I have two equations, first says the sum of x and y equals a constant or invariant D,
$$x+y=D$$
Second formula writes the multiplication of those variables x and y in the form of D,
$$xy=(D/2)^2$$
When you sum both we obtain:
$$x+y+xy=D+(D/2)^2$$
After this, as we graphic this result we see that we want the first equation to have more "power" reason why it's multiplied by a leverage χ obtaining:
$$χ(x+y)+xy=χD+(D/2)^2$$
Now we want to make χ dimensionless and not depending on the amount in x and y.(so that x=4, y=6 work the same as x=40, y=60, only the relation is relevant) So for example if we set D=10, χ=1 we would obtain the same graphic result as if we do D=100, χ=1. (Because the relation in % is the same for x,y) In order to this instead of multypling the first equation by χ we do it by χD, obtaining:
$$χD(x+y)+xy=χD^2+(D/2)^2$$
Which actually works as intended, my question is, why does multypling by D make χ dimensionless?
I understand the objective of making a parameter dimensionless but I do not understand how to obtain that result. Why multiply by D? Is it trial error or how is the deduction made?

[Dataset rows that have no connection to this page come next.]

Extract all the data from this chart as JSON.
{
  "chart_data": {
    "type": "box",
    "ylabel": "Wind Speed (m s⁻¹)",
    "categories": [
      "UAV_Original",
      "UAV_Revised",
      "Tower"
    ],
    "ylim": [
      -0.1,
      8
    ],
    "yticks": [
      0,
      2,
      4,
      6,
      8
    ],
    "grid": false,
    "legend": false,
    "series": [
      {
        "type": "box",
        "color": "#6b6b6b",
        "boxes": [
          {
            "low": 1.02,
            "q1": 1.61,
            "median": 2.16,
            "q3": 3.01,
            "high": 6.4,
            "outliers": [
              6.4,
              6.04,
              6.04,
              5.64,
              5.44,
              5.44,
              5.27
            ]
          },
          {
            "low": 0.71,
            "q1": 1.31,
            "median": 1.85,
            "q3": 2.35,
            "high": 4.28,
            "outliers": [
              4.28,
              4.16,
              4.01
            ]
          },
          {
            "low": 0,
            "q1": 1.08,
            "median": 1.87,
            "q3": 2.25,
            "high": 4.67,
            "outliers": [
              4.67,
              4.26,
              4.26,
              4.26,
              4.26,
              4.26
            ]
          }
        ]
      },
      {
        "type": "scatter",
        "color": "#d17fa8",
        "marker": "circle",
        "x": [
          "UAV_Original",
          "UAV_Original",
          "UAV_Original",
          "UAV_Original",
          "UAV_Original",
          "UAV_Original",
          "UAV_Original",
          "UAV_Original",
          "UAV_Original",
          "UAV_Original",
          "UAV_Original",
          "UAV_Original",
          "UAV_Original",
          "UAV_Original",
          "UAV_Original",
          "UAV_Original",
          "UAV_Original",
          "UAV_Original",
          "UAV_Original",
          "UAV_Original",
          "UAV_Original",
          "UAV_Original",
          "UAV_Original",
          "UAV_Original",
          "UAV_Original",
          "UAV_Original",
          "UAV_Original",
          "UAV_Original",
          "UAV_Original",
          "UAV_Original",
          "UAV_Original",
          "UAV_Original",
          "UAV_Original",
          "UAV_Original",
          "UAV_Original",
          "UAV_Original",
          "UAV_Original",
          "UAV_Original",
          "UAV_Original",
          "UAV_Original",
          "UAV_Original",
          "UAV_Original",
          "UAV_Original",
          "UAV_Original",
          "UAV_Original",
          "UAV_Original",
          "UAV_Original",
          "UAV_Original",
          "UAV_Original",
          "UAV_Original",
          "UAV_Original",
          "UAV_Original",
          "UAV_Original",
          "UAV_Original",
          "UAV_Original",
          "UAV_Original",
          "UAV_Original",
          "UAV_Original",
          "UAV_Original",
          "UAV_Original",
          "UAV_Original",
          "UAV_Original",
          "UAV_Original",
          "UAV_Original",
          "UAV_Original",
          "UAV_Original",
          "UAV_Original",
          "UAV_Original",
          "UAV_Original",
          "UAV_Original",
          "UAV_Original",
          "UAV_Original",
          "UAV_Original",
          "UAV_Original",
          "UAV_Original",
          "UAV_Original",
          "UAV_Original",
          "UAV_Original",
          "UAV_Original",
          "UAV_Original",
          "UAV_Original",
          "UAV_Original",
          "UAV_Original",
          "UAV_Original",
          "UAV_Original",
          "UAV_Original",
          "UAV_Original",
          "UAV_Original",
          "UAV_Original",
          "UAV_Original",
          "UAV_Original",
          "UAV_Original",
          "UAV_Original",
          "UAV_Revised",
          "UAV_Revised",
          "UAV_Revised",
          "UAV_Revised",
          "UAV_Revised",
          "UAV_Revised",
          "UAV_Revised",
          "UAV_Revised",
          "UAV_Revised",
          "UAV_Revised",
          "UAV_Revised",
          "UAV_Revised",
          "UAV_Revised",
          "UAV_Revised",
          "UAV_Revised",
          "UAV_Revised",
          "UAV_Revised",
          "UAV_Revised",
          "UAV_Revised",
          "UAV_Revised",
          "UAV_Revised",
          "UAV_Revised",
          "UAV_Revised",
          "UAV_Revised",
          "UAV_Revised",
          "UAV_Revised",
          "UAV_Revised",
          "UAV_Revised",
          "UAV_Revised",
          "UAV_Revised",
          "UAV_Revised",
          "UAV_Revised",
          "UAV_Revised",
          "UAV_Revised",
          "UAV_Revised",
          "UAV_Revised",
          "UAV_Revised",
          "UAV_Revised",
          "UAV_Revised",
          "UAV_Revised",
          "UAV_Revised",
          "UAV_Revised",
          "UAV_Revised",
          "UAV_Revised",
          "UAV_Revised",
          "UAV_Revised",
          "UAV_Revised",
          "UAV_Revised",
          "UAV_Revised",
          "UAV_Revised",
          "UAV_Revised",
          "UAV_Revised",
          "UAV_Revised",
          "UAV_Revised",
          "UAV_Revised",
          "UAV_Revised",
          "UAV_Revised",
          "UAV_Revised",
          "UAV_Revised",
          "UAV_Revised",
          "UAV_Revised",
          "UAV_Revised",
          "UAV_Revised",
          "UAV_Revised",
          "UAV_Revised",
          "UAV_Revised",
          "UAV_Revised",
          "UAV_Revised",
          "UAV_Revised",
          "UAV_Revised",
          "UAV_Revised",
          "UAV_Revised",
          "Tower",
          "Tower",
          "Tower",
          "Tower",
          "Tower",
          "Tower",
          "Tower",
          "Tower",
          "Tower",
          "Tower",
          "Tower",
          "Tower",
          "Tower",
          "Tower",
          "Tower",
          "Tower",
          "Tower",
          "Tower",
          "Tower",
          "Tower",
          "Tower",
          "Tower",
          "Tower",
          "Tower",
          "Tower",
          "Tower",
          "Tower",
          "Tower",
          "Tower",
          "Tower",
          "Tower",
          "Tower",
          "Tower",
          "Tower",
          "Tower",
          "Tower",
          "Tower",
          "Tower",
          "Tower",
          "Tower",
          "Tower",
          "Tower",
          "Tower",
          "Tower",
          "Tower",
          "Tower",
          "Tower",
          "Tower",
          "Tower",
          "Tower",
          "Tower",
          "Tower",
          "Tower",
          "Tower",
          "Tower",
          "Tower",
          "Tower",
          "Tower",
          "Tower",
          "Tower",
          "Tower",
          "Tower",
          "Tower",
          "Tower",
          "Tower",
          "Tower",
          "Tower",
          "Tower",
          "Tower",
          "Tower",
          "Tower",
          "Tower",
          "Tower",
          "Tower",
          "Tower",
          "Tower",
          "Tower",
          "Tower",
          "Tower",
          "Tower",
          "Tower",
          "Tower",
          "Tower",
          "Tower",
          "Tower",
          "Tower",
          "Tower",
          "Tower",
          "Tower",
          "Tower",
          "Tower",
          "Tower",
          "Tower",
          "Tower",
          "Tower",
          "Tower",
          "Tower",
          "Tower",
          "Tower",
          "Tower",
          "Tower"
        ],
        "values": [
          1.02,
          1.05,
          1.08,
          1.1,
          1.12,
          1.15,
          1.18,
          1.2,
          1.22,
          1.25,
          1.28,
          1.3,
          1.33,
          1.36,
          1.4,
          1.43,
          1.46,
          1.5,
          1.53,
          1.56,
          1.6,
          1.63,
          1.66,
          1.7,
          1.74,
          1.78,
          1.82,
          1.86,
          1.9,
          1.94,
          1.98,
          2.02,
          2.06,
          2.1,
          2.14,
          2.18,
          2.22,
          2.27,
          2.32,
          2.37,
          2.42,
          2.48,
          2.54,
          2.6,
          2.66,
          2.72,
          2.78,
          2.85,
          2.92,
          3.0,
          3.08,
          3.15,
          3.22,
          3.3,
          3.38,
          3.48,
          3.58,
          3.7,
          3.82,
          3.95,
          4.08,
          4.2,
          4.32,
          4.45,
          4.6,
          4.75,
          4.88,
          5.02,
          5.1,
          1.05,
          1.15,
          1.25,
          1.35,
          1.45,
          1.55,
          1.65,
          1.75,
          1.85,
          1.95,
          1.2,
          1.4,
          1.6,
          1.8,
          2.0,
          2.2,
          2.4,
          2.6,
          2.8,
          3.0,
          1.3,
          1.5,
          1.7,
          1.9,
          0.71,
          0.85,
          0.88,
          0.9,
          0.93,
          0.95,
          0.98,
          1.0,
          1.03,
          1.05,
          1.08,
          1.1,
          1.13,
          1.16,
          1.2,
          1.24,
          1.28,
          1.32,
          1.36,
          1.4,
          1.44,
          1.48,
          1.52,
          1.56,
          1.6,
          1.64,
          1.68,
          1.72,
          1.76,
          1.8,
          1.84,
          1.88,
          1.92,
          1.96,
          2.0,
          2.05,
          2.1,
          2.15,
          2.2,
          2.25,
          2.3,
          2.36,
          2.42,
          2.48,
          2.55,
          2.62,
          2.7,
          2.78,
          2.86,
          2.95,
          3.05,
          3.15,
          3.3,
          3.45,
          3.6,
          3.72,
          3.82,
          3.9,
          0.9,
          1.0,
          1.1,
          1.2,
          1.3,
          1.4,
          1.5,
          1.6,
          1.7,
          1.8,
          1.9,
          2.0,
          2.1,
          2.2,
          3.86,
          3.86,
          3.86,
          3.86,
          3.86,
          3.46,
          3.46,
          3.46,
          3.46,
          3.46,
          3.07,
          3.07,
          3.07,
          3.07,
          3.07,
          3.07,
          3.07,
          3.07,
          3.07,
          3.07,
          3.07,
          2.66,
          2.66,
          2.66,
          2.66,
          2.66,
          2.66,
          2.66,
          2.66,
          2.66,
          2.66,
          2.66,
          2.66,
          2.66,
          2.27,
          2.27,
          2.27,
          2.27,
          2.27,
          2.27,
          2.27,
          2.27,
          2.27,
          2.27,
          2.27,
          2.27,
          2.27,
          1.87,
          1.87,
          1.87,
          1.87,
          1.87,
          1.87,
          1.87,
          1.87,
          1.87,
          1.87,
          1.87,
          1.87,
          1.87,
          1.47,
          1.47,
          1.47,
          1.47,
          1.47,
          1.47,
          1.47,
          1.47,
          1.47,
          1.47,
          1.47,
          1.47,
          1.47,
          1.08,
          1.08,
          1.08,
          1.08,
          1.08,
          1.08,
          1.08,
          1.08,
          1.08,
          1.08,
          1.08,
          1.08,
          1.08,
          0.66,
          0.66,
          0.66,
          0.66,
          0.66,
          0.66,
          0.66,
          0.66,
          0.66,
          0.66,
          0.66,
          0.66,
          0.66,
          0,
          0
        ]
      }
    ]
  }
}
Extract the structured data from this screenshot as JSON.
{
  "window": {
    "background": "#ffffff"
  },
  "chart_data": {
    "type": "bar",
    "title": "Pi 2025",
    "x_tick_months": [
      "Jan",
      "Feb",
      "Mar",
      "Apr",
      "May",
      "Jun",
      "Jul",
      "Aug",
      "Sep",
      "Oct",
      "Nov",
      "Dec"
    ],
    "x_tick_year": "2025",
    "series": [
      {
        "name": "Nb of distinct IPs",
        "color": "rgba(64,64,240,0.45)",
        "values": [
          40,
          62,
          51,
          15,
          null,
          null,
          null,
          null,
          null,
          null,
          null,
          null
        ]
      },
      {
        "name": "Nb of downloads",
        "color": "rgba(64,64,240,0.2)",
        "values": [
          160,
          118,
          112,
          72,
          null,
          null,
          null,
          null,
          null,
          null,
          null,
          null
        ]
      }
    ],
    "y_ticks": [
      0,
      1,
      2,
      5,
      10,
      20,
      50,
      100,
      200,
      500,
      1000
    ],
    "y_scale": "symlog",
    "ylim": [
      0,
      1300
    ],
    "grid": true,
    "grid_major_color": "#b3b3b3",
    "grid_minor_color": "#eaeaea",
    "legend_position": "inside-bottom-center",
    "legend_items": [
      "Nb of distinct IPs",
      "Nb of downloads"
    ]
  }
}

All this I from the StableSwap invariant construction https://classic.curve.fi/files/stableswap-paper.pdf
The first equation $x+y=D$ states that $D$ has the same dimension as $x$ and $y$, and the second equation $xy=D^2/4$ is conforming to to this. In the sum $x+y+xy$ there is a term of dimension $D$ plus a term of dimension $D^2$, so it does not make sense if these were variables in physics. To get the same units in both terms, the simplest way to get a meaningful number with a well-defined unit is to multiply the $x+y$ (which has already dimension $D$) by another $D$ so it has the same $D^2$ dimension as the second.